Auf seine Nach-Nach-Nachfolgerin Christiane Guyer – Loretan war von 1974 bis 1992 Stadtammann von Zofingen – angesprochen, sagt er: «Eine heikle Frage. Ich habe immer nach dem Grundsatz gelebt: Servir et disparaître – dienen und abtreten. Dass drei ehemalige Bundesräte einen Brief zur AHV-Abstimmung verfasst haben, habe ich gar nicht geschätzt. Das habe ich ihnen auch geschrieben. Über meine Nachfolger – den verstorbenen Urs Locher, Hans-Ruedi Hottiger und Christiane Guyer – mich zu äussern, steht mir nicht zu. Die Problemstellungen heute sind anders, wir haben eine andere Zeit. Es wäre vermessen, wenn ich Qualifikationen abgeben würde.
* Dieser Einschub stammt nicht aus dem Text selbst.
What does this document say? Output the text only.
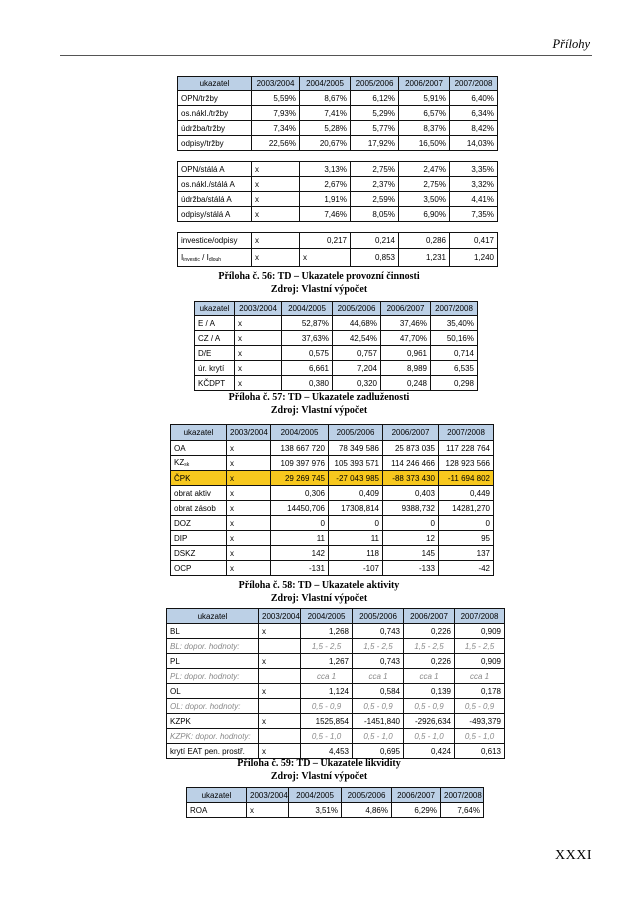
Přílohy
ukazatel	2003/2004	2004/2005	2005/2006	2006/2007	2007/2008
OPN/tržby	5,59%	8,67%	6,12%	5,91%	6,40%
os.nákl./tržby	7,93%	7,41%	5,29%	6,57%	6,34%
údržba/tržby	7,34%	5,28%	5,77%	8,37%	8,42%
odpisy/tržby	22,56%	20,67%	17,92%	16,50%	14,03%

OPN/stálá A	x	3,13%	2,75%	2,47%	3,35%
os.nákl./stálá A	x	2,67%	2,37%	2,75%	3,32%
údržba/stálá A	x	1,91%	2,59%	3,50%	4,41%
odpisy/stálá A	x	7,46%	8,05%	6,90%	7,35%

investice/odpisy	x	0,217	0,214	0,286	0,417
$I_{investic} / I_{dlouh}$	x	x	0,853	1,231	1,240
Příloha č. 56: TD – Ukazatele provozní činnosti
Zdroj: Vlastní výpočet
ukazatel	2003/2004	2004/2005	2005/2006	2006/2007	2007/2008
E / A	x	52,87%	44,68%	37,46%	35,40%
CZ / A	x	37,63%	42,54%	47,70%	50,16%
D/E	x	0,575	0,757	0,961	0,714
úr. krytí	x	6,661	7,204	8,989	6,535
KČDPT	x	0,380	0,320	0,248	0,298
Příloha č. 57: TD – Ukazatele zadluženosti
Zdroj: Vlastní výpočet
ukazatel	2003/2004	2004/2005	2005/2006	2006/2007	2007/2008
OA	x	138 667 720	78 349 586	25 873 035	117 228 764
$KZ_{sk}$	x	109 397 976	105 393 571	114 246 466	128 923 566
ČPK	x	29 269 745	-27 043 985	-88 373 430	-11 694 802
obrat aktiv	x	0,306	0,409	0,403	0,449
obrat zásob	x	14450,706	17308,814	9388,732	14281,270
DOZ	x	0	0	0	0
DIP	x	11	11	12	95
DSKZ	x	142	118	145	137
OCP	x	-131	-107	-133	-42
Příloha č. 58: TD – Ukazatele aktivity
Zdroj: Vlastní výpočet
ukazatel	2003/2004	2004/2005	2005/2006	2006/2007	2007/2008
BL	x	1,268	0,743	0,226	0,909
BL: dopor. hodnoty:		1,5 - 2,5	1,5 - 2,5	1,5 - 2,5	1,5 - 2,5
PL	x	1,267	0,743	0,226	0,909
PL: dopor. hodnoty:		cca 1	cca 1	cca 1	cca 1
OL	x	1,124	0,584	0,139	0,178
OL: dopor. hodnoty:		0,5 - 0,9	0,5 - 0,9	0,5 - 0,9	0,5 - 0,9
KZPK	x	1525,854	-1451,840	-2926,634	-493,379
KZPK: dopor. hodnoty:		0,5 - 1,0	0,5 - 1,0	0,5 - 1,0	0,5 - 1,0
krytí EAT pen. prostř.	x	4,453	0,695	0,424	0,613
Příloha č. 59: TD – Ukazatele likvidity
Zdroj: Vlastní výpočet
ukazatel	2003/2004	2004/2005	2005/2006	2006/2007	2007/2008
ROA	x	3,51%	4,86%	6,29%	7,64%
XXXI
Mir scheint wichtig, dass ein Stadtpräsident oder eine Stadtpräsidentin zentral führt und den ganzen Laden im Griff hat – ohne Verzettelung.»
Ein grosser Staatsdiener
Willy Loretan wurde am 15. Juni 1934 in Basel als Sohn eines Postbeamten geboren. 1941 zügelte seine Familie von Naters VS nach Zofingen, wo er die Schulen besuchte. Nach der Maturität an der Alten Kantonsschule Aarau studierte er von 1955 bis 1961 Recht an den Universitäten Lausanne und Zürich. Später – 1982 – wurde er Ehrenzofinger und damit, obwohl nicht aktiv, Mitglied der Studentenverbindung Zofingia.
1961 doktorierte er und arbeitete danach als Gerichtsschreiber am Bezirksgericht Zofingen. 1964 erhielt Loretan das Rechtsanwaltspatent und wechselte zur aargauischen Kantonsverwaltung, wo er im Baudepartement als juristischer Adjunkt tätig war. Von 1966 bis 1973 präsidierte er das Zofinger Bezirksgericht.
1966 wurde er Mitglied des Zofinger Einwohnerrats, den er 1972 und 1973 präsidierte. Von 1969 bis 1981 gehörte er dem Grossen Rat des Kantons Aargau an, wo er Fraktionspräsident der FDP war. Von 1974 bis 1992 war er Stadtammann von Zofingen. 1979 wurde er in den Nationalrat gewählt, 1991 folgte die Wahl in den Ständerat, dem er zwei Legislaturen angehörte. Loretan war 1982 bis 1992 auch Präsident der Schweizerischen Stiftung für Landschaftsschutz und von 1996 bis 2001 Präsident des Schweizerischen Zivilschutzverbandes.
Er war mit Annemarie Loretan-Wirz verheiratet, die 2014 verstarb. Er ist Vater von zwei Kindern und hat vier Enkelkinder. Er wohnt an der Pfistergasse in der Altstadt von Zofingen.